# Solutions to differential equations

1. Apr 1, 2013

### nick.martinez

y(x)=A*e^(λx) ; y'=λy

attempt at solution:

y'(x)= Ae^(λx)*λ

λy= Ae^(λx)*λ

divide by λ, which cancel. then i get:

y=Ae^(λx)

i want to say the differential equation holds but the issue i see is that y' and y'(x) are not equal derivatives, so my final answer is that the differential equation does not hold. what do you guys think?

2. Apr 1, 2013

### AugustCrawl

$$y=\text{Ae}^{\text{\lambda x}}\text{ }$$

3. Apr 1, 2013

### AugustCrawl

Latex accident! Will repost later today :)

4. Apr 1, 2013

### HallsofIvy

Staff Emeritus
So you want to show that $y(x)= Ae^{\lambda x}$ is the general solution to the differential equation $y'= \lambda y$ or that it is a solution? The first is harder than the second! I don't understand what you mean when you say " y' and y'(x) are not equal derivatives". They are just slightly different ways of writing exactly the same thing- the first just doesn't have the "(x)" which is assumed since y is a function of x.

But your "proof" is a little over complicated.
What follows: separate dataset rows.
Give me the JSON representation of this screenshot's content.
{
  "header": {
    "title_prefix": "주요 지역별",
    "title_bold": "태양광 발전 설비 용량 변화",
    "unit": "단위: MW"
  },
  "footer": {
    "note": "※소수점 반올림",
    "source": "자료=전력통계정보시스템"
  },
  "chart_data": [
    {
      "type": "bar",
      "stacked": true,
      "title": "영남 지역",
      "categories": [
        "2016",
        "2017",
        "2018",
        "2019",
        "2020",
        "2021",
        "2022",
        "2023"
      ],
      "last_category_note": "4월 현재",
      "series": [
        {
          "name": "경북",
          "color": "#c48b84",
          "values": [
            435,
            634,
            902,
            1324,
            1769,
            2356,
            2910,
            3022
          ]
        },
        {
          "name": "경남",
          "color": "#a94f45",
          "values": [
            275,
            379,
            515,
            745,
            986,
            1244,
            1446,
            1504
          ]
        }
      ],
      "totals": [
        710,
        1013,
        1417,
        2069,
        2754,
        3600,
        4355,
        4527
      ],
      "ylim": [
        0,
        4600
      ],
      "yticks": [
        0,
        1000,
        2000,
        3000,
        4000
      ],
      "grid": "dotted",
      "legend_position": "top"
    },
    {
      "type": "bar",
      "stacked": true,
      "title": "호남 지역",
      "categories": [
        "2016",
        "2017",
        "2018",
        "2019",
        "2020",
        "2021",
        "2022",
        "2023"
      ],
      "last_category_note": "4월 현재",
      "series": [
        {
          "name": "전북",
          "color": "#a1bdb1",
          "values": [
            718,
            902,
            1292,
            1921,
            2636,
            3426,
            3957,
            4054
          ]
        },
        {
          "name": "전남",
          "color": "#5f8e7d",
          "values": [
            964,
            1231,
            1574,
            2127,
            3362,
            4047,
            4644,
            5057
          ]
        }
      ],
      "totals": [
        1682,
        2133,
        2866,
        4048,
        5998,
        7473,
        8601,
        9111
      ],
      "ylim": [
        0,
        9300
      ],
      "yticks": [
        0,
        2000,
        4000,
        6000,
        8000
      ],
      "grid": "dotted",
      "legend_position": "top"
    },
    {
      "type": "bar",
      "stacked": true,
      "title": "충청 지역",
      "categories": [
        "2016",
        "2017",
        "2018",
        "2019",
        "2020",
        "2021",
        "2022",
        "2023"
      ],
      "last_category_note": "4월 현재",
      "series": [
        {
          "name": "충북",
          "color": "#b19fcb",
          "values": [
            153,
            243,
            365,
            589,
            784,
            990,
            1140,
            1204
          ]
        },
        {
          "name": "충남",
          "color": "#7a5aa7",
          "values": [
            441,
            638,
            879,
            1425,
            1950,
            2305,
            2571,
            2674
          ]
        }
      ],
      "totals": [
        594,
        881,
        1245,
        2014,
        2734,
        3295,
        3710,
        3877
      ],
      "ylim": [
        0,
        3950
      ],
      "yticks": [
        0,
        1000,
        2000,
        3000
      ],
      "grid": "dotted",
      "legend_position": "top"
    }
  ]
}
All you need is

If $y= Ae^{\lambda x}$ then $y'= A\lambda e^{\lambda x}= \lambda (A e^{\lambda x})= \lambda y$.

5. Apr 1, 2013

### nick.martinez

when i say y' im referring to the equation y'=λy and also refferring to y'(x)=Ae^(λx)*x in my example. i know they are both the same. Do the two equations i listed above look equal to eachother?

6. Apr 1, 2013

### Staff: Mentor

There's a typo here. I think you mean y'(x) = Aλeλx.
Equations are not "equal" to each other. Equations can be equivalent, which means they have the same set of solutions.

For your differential equation y' = λy, it can be shown that all solutions are of the form y = Aeλx. If you differentiate the latter equation, you get y' = Aλeλx = λy.

7. Apr 1, 2013

### nick.martinez

So in this case I can set y' and y'(x) equal to each other even though when I take the derivative of y(x) i get y'(x)=Ae^(λx)*λ which does not equal y' = λy? Again I did set them equal to each other and got the original y(x). So this is a solution to a diff eq.

8. Apr 1, 2013

### HallsofIvy

Staff Emeritus
You've got me really confused. If $y= Ae^{\lambda x}$ then $y'= A\lambda e^{\lambda x}= \lambda(Ae^{\lambda x})= \lambda y$ They are exactly the same!

Last edited: Apr 1, 2013
9. Apr 1, 2013

### nick.martinez

Thanks I wasn't thinking never mind. Thanks for the clarification.